Making its own recordings can also allow an orchestra to record anything without selling the idea to an executive. But because of this, there are accusations that the market is being flooded with unnecessary discs; David Hurwitz of classicstoday.com grumbled that the London Symphony Orchestra’s new version of Mahler’s Fifth Symphony was “okay for your average subscription concert, but not for general release.” With for-profit recording, musicians had to convince record companies they had something new to say about a piece. Now they just have to convince themselves—and while the result can be a good souvenir for fans, it may not compete with the great records of the past.

Perhaps aware of the problem, orchestras are increasingly trying to release records that have some good reason for being preserved. Volpe says that when the BSO chooses to release a physical CD—which costs “considerably more than a digital download”—they try to pick special performances or concerts. So the BSO’s first disc was James Levine conducting Ravel’s Daphnis and Chloe, a Boston specialty, and it won a Grammy for best classical performance. Shaw also says that the TSO tries to release “repertoire that the orchestra has had a chance to perform several times over,” like Shostakovich’s huge Leningrad symphony, or an upcoming release of a Vaughan Williams symphony that they will perform at Carnegie Hall in New York.

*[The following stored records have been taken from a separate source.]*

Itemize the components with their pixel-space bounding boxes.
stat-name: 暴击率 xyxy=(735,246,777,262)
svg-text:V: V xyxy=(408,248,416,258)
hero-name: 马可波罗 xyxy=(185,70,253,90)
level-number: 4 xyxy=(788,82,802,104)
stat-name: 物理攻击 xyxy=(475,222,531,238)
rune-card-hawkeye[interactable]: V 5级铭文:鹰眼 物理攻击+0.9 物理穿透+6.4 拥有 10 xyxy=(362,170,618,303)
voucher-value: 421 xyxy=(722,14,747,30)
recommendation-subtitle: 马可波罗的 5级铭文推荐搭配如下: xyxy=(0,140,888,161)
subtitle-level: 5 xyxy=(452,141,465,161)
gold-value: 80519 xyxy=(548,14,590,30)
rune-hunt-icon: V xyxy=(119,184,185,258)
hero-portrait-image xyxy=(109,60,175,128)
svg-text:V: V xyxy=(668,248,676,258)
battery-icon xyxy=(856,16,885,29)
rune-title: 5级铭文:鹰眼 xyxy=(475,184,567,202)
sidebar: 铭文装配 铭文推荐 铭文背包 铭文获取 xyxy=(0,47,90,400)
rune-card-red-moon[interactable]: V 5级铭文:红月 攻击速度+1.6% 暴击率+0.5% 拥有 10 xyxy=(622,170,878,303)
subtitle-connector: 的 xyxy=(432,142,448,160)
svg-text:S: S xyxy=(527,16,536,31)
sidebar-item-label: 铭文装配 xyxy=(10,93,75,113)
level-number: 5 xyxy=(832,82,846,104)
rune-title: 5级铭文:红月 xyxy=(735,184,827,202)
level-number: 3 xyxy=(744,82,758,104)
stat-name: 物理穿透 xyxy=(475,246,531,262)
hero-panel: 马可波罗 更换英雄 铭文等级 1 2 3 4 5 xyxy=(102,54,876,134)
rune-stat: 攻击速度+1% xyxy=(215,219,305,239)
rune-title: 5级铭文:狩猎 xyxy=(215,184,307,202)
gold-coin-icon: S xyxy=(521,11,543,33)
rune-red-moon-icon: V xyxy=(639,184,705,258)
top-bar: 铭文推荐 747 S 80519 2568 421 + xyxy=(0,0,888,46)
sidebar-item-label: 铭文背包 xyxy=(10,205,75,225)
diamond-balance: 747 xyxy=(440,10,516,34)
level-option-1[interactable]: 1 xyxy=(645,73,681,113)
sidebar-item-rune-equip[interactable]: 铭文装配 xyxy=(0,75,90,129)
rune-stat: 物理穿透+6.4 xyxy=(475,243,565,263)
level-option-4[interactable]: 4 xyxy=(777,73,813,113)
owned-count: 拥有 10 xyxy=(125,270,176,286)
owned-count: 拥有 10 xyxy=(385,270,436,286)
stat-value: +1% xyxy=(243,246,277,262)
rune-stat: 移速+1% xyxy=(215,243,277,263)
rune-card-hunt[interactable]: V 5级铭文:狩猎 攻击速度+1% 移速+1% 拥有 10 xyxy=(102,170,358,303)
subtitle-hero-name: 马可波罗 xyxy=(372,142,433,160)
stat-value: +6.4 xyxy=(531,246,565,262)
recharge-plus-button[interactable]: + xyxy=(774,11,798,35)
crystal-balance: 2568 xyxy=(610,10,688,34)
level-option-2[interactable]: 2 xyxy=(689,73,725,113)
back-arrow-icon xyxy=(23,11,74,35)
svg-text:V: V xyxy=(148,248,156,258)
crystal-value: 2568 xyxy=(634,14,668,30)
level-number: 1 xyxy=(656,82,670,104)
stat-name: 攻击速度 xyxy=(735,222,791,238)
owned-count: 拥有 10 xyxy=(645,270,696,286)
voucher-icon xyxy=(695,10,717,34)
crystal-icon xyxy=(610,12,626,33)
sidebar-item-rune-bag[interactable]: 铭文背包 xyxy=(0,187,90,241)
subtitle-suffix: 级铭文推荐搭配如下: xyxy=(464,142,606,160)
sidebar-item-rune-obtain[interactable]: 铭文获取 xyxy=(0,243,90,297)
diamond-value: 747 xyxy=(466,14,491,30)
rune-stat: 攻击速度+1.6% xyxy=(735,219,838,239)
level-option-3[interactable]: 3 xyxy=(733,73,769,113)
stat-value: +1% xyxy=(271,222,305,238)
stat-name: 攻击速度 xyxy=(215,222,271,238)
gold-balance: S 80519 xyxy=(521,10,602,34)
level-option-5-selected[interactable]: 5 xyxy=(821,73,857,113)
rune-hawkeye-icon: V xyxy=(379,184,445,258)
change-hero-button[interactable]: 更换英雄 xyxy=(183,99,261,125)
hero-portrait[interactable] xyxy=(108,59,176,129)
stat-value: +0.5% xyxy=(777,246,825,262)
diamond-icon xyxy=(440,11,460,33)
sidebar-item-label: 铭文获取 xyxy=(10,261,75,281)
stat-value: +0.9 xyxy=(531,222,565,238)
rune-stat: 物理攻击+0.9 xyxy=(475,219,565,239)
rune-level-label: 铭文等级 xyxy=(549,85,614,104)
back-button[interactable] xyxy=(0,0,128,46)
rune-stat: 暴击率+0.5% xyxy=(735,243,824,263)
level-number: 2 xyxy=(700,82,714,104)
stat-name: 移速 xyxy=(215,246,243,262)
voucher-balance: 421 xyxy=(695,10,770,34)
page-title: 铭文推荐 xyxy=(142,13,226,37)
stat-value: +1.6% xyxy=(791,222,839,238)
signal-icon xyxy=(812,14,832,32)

After deciding what to record, the next step might be to figure out a way to increase revenue. Some orchestras have tried more creative ways of marketing: an English period instrument orchestra, the English Baroque Soloists, recorded the first half of a concert and had CDs ready when the concert was over. But for now, orchestral recordings are mostly a way to improve a band’s reputation in town and internationally. “Not everyone can come to Boston and hear the orchestra,” Volpe says, and besides, “touring is even more expensive.” Orchestras may lose money on recordings, but at least it lets them lose money while staying home.